City on Fire (Danny Ryan, #1)(39)



They would have dinner together, watch a little television, and go to bed early, making love once or twice a week.

Madeleine came to have genuine affection for Manny. He was kind and considerate, had a quiet but sharp sense of humor, never chased other women, was totally devoted to her. He would patiently answer all her questions about business and finance, and when he didn’t know the answer would refer her to someone who did.

And he didn’t mind that she wanted to keep her own last name, for professional purposes.

They didn’t go out much—when they did it was for business-social functions or fundraisers, although he did take Madeleine to see any of the big performers she wanted, so she saw Sinatra and Dean Martin and the rest of them on opening nights, and the Maniscalcos were always invited to the after-parties.

She stayed faithful for almost two years. Might have been longer if Manny hadn’t been a fan of boxing. He had ringside seats at all the big fights and finally persuaded Madeleine to come with him.

Jack Di Bello was a brutal middleweight out of Jersey City with a body forged from iron and a heart made in hell. He used to say that he hated early knockouts because he wanted to bust the guy up first. That he never minded getting hit because it was nothing compared to what his old man used to give him.

He spotted Madeleine during the introductions.

She spotted him back.

First round he worked his opponent—a talented Venezuelan contender—into the ropes in front of Madeleine and pounded the hell out of him. Blood and sweat flecked on her dress. As he spun away, Jack took a second to glance at her.

Knew that she dug it.

The fight went seven rounds, a bloody affair, before Jack got tired of slicing up the Venezuelan, went low for a paralyzing liver shot and then upstairs to the jaw for the knockout.

His man dropped face-first like a felled tree.

Jack raised his arms and looked straight at Madeleine.

She didn’t look away.

“You probably don’t want to go to the postfight party,” Manny said as the crowd started to leave.

“No,” Madeleine said. “I’d like to.”

Di Bello was run by the Chicago Outfit with an investment from the New England mob, so the party in the suite at the Sands was full of wiseguys. They all knew Manny, they all respected him. Most of their gumars wore his creations, gratis. He was welcome at the party, especially as he brought with him a woman as stunning as his wife.

No one was happier to see them than Jack.

His face was flushed and puffy, his left eye black, and his swollen jaw didn’t diminish a crooked grin. He alternated holding a cold beer bottle against his cheek and drinking from it while looking across the room at Madeleine.

Now she avoided his eye; it was getting too obvious.

And she was feeling too much.

Jack waited until she went to the bathroom and stopped her on the way out. He got right to it. “What are you doing with that mutt?”

“Excuse me?”

“What a waste.”

“Get out of my way.”

“Come see me tomorrow.” He told her his room number.

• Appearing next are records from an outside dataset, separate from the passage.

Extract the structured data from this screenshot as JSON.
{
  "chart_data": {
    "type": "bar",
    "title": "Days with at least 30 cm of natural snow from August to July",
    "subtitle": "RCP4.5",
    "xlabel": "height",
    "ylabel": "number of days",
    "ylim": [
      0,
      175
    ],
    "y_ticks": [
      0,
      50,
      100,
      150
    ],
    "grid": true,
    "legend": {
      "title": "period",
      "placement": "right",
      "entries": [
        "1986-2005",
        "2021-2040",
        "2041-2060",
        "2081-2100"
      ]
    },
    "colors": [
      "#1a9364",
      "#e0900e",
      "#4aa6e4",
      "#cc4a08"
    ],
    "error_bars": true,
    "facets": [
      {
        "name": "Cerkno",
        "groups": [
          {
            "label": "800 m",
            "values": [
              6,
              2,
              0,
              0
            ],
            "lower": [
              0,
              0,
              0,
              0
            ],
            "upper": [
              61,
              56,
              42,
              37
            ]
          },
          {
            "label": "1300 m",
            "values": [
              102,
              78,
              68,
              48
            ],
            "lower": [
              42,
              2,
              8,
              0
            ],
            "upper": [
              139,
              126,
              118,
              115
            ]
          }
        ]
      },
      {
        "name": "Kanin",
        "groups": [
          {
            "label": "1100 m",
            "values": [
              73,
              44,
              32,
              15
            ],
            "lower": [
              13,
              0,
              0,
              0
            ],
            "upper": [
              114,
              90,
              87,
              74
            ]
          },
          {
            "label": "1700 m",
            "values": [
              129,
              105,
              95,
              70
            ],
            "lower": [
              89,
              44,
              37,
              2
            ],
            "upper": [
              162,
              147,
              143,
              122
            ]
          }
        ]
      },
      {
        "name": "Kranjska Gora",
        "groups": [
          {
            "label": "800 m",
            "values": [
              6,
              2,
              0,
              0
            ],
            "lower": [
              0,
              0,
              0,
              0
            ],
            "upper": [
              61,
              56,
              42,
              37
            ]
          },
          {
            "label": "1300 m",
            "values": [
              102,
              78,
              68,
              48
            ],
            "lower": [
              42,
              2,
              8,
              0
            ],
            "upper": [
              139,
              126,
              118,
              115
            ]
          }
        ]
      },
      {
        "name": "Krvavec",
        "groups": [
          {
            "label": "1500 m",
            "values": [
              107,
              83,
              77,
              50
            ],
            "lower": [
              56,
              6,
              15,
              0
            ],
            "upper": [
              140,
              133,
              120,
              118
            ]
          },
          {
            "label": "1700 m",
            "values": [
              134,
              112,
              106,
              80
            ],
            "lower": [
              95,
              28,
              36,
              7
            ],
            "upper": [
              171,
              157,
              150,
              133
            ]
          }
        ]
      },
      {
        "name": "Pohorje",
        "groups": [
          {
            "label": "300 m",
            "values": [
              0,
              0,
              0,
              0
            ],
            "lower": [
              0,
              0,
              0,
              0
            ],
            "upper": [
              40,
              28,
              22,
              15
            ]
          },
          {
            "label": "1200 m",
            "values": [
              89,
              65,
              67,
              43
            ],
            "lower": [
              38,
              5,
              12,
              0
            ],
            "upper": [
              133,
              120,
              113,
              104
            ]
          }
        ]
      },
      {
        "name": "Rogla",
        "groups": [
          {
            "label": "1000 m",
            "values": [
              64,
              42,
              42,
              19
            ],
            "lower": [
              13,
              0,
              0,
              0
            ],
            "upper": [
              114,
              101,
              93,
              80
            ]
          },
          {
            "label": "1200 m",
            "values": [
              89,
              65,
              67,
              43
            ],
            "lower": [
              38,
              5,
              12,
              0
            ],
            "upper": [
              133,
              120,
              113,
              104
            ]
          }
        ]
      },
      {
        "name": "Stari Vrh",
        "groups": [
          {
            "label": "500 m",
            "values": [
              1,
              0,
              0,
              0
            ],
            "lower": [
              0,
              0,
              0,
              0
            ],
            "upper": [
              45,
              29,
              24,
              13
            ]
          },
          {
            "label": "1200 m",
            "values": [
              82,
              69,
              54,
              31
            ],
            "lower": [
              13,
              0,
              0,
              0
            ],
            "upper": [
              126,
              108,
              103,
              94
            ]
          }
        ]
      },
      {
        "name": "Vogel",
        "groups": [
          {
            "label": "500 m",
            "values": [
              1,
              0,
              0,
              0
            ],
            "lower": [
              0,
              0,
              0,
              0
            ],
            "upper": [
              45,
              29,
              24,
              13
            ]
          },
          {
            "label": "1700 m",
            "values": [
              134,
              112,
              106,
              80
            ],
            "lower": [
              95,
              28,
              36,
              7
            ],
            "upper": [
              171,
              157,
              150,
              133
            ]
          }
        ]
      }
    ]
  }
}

His manager tried to warn him. “Stay away from that trim. Her husband’s connected.”

“He’s not made, though.”

“No, but he’s connected, Jack.”

“The wiseguys wouldn’t lay a hand on me,” Jack said. “I make them money.”

“You make them tens of thousands of dollars,” his manager said. “Manny Maniscalco makes them millions. So if he asks them to break your hands, or splash acid on your face, or cut off your guinea dick, they would do the math. Do you understand what I’m trying to tell you?”

“I know, but look at her,” Jack said. “She’d be worth it.”

The next afternoon Madeleine said she was going to have lunch with some of her old show friends and do some shopping. Her feet took her straight to Jack’s room.

He might have had the decency to act surprised, she thought when he opened the door. Instead he grinned and let her in.

Jack didn’t make love to her, he fucked her.

She fucked him back.

Dug her fingers into his thick, curly black hair, ran her fingernails across his broad back, bucked against him like she was trying to bounce him off. He stayed with her, plunged into her like he was punching her, going for the knockout.

Madeleine got the first orgasm of her life that she didn’t give herself.

And the second and the third.

She didn’t even like the guy—arrogant, rough to the point of brutality, crude and foul-mouthed—but she was crazy about him. He felt the same way—Jack had never fucked such a beautiful woman.

Then again, few men had.

“Don’t give me bruises,” Madeleine said one day. “Manny might notice.”

“You still fucking him?”

“He’s my husband,” she said.

“The old bastard’s so grateful,” Jack said, “he wouldn’t notice my jizz on his dick.”

“You’re disgusting.”

“Then why do you keep coming back?”

“I come back to get off.”

She kept going back. They started to take precautions, didn’t meet at his hotel but rented rooms away from the Strip.

Two or three days a week for the next three months.